Civitas Learning, named to the CIO Review list, creates applications used by colleges and universities to identify and help students who are struggling or at risk of failing. The company also provides predictive analytics that project student success rates and help higher ed institutions adjust their own programs. The company is considering expanding into K-12 and workforce development.
Colorado Technical University's Intellipath
Colorado Technical University won a WOW award for an adaptive learning platform it created, called Intellipath. The platform is used by students and faculty in courses for the university's business master’s degree program.

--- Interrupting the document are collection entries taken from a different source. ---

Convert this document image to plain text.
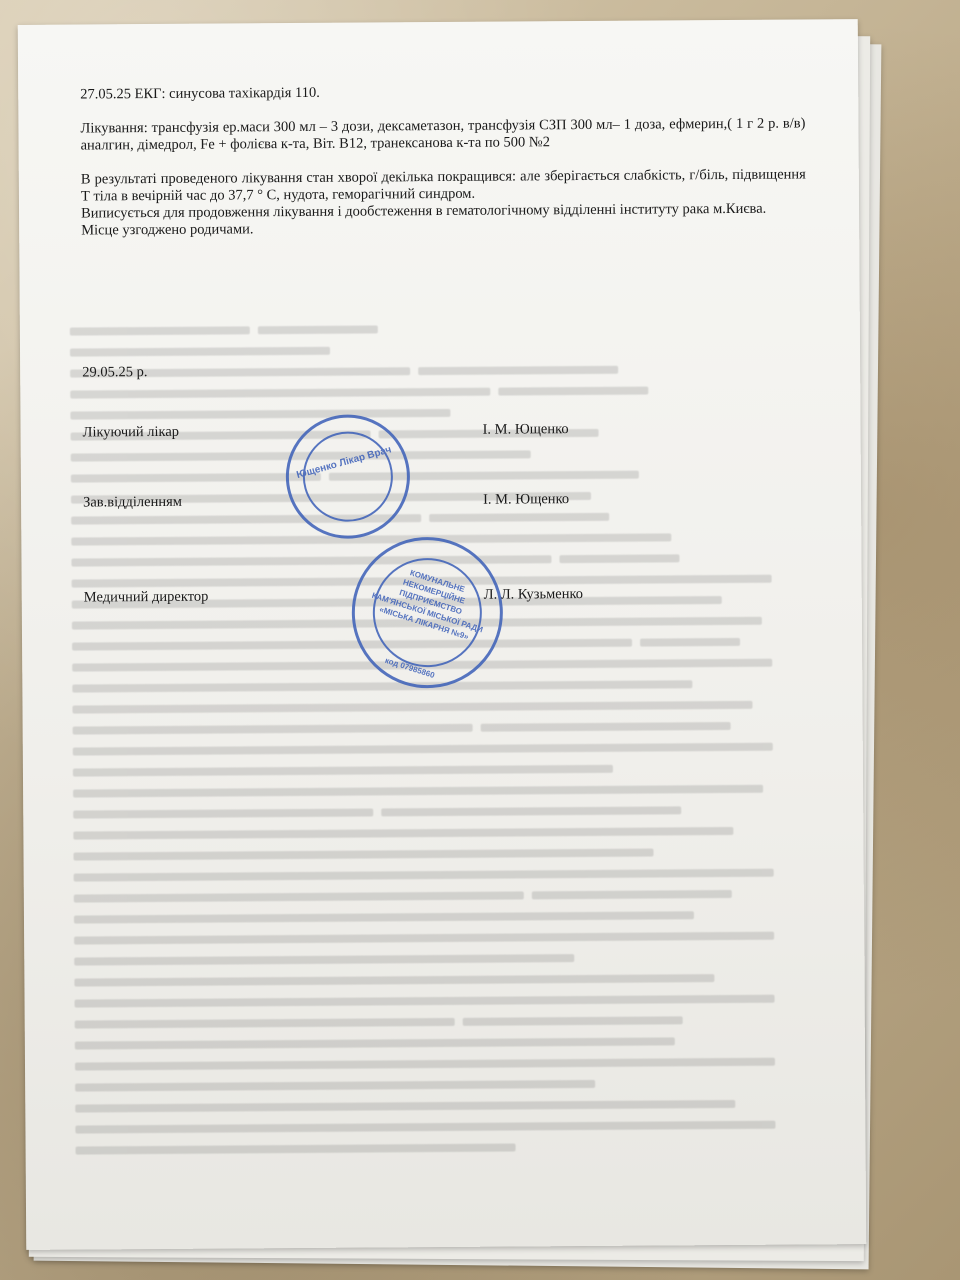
27.05.25 ЕКГ: синусова тахікардія 110.
Лікування: трансфузія ер.маси 300 мл – 3 дози, дексаметазон, трансфузія СЗП 300 мл– 1 доза, ефмерин,( 1 г 2 р. в/в) аналгин, дімедрол, Fe + фолієва к-та, Віт. В12, транексанова к-та по 500 №2
В результаті проведеного лікування стан хворої декілька покращився: але зберігається слабкість, г/біль, підвищення Т тіла в вечірній час до 37,7 ° С, нудота, геморагічний синдром.
Виписується для продовження лікування і дообстеження в гематологічному відділенні інституту рака м.Києва.
Місце узгоджено родичами.
29.05.25 р.
Лікуючий лікар	І. М. Ющенко
Зав.відділенням	І. М. Ющенко
Медичний директор	Л. Л. Кузьменко
Ющенко Лікар Врач
КОМУНАЛЬНЕ НЕКОМЕРЦІЙНЕ ПІДПРИЄМСТВО КАМ'ЯНСЬКОЇ МІСЬКОЇ РАДИ «МІСЬКА ЛІКАРНЯ №9»
код 07985860
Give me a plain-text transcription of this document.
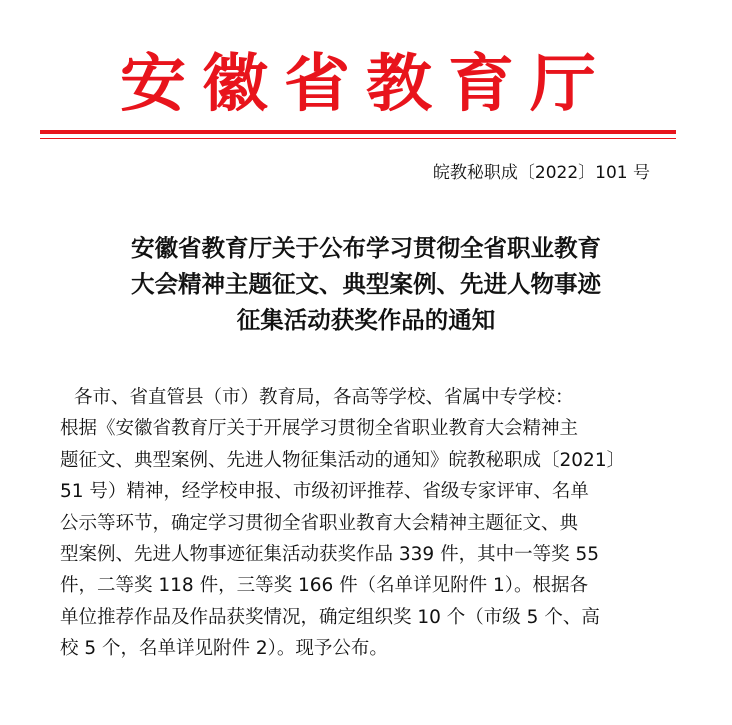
安徽省教育厅
皖教秘职成〔2022〕101 号
安徽省教育厅关于公布学习贯彻全省职业教育
大会精神主题征文、典型案例、先进人物事迹
征集活动获奖作品的通知
各市、省直管县（市）教育局，各高等学校、省属中专学校：
根据《安徽省教育厅关于开展学习贯彻全省职业教育大会精神主
题征文、典型案例、先进人物征集活动的通知》皖教秘职成〔2021〕
51 号）精神，经学校申报、市级初评推荐、省级专家评审、名单
公示等环节，确定学习贯彻全省职业教育大会精神主题征文、典
型案例、先进人物事迹征集活动获奖作品 339 件，其中一等奖 55
件，二等奖 118 件，三等奖 166 件（名单详见附件 1）。根据各
单位推荐作品及作品获奖情况，确定组织奖 10 个（市级 5 个、高
校 5 个，名单详见附件 2）。现予公布。
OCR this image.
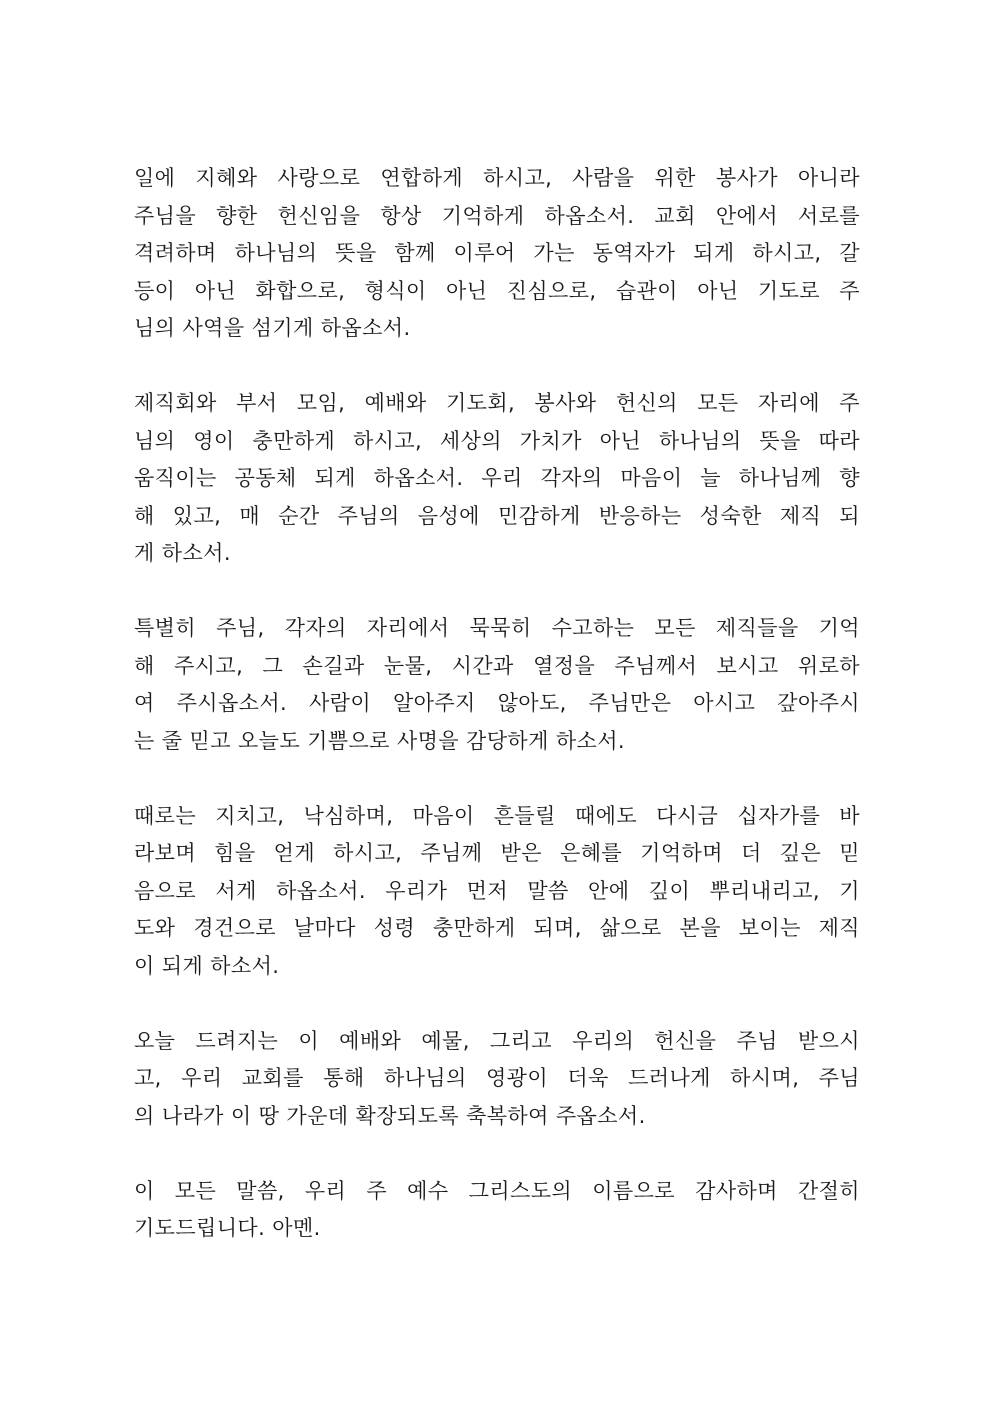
일에 지혜와 사랑으로 연합하게 하시고, 사람을 위한 봉사가 아니라
주님을 향한 헌신임을 항상 기억하게 하옵소서. 교회 안에서 서로를
격려하며 하나님의 뜻을 함께 이루어 가는 동역자가 되게 하시고, 갈
등이 아닌 화합으로, 형식이 아닌 진심으로, 습관이 아닌 기도로 주
님의 사역을 섬기게 하옵소서.

제직회와 부서 모임, 예배와 기도회, 봉사와 헌신의 모든 자리에 주
님의 영이 충만하게 하시고, 세상의 가치가 아닌 하나님의 뜻을 따라
움직이는 공동체 되게 하옵소서. 우리 각자의 마음이 늘 하나님께 향
해 있고, 매 순간 주님의 음성에 민감하게 반응하는 성숙한 제직 되
게 하소서.

특별히 주님, 각자의 자리에서 묵묵히 수고하는 모든 제직들을 기억
해 주시고, 그 손길과 눈물, 시간과 열정을 주님께서 보시고 위로하
여 주시옵소서. 사람이 알아주지 않아도, 주님만은 아시고 갚아주시
는 줄 믿고 오늘도 기쁨으로 사명을 감당하게 하소서.

때로는 지치고, 낙심하며, 마음이 흔들릴 때에도 다시금 십자가를 바
라보며 힘을 얻게 하시고, 주님께 받은 은혜를 기억하며 더 깊은 믿
음으로 서게 하옵소서. 우리가 먼저 말씀 안에 깊이 뿌리내리고, 기
도와 경건으로 날마다 성령 충만하게 되며, 삶으로 본을 보이는 제직
이 되게 하소서.

오늘 드려지는 이 예배와 예물, 그리고 우리의 헌신을 주님 받으시
고, 우리 교회를 통해 하나님의 영광이 더욱 드러나게 하시며, 주님
의 나라가 이 땅 가운데 확장되도록 축복하여 주옵소서.

이 모든 말씀, 우리 주 예수 그리스도의 이름으로 감사하며 간절히
기도드립니다. 아멘.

Ellucian, another company on the CIO Review list, provides software and services to higher ed institutions for student recruitment and retention, advising, enterprise resource planning, self-service student planning, and records management in admissions and academic offices. The company claims 2,400 education sector clients, including Purdue University, American University, Duke University, and Yale University.
Excelsior College's OWL
Excelsior College won a WOW award for its multi-media, online writing lab, OWL, which helps students with the writing process, documentation, grammar, and avoiding plagiarism. According to a study, students using OWL boosted their final grades by 6.6 points, on average.
Hitachi ID Systems
Hitachi ID Systems helps higher ed institutions manage computer network security, and controlled access and IDs for campus administrators, staff, faculty, students, alumni, and other users. That includes access for individuals who sometimes identify with several different departments and use several different mobile devices to connect, as well as students whose access starts up and then ends within a relatively short period.
iDashboards makes customized higher education dashboard software to help college and university administrators gain better access to data points and better insight into key performance indicators. Those indicators include measurements of enrollment, retention, graduation rates, accreditation, educational effectiveness, transfers, workforce development, job placement of graduates, alumni giving, other fundraising, building maintenance, energy consumption, green initiatives, institutional research, financials, and other departmental metrics.
Johnson County Community College's Learning Studios
Johnson County Community College in Kansas won the large-college category of the e.Republic Center for Digital Education award. Instructors can use the college’s Learning Studios for technology-enhanced learning spaces, and the college has upgraded its network for better student access and increased survivability.
Respondus, a company on the CIO Magazine list, develops assessments to help educators prevent cheating during online exams. The company’s LockDown Browser application, which prevents students from accessing other apps or windows during an exam, is used by 800 universities and school districts on more than 20 million tests a year.
Skillsoft, another company on the CIO list, offers a cloud-based learning management system called Skillport, used by clients both in education and business. The company uses e-learning solutions, on-demand courses and online video, and its clients include the University of Florida and the University of North Carolina-Wilmington.
University of Wisconsin-Milwaukee's U-Pace
The University of Wisconsin-Milwaukee won a WOW for its U-Pace instructional approach. U-Pace uses a learning management system to link self-paced, mastery-based learning with “amplified assistance” from instructors in online courses.
In the same vein, Verificient Technologies, another company on the magazine’s list, offers a proctor-less identification system, called Proctortrack, aimed at eradicating cheating on online tests. Proctortrack uses facial recognition technology, biometrics, and machine learning, making scans of the student’s face, knuckles, and ID, along with continuous monitoring of the user’s mouse, keyboard, monitor, browser, webcam, and microphone to make sure the student doesn’t use a substitute test taker or other resources to cheat.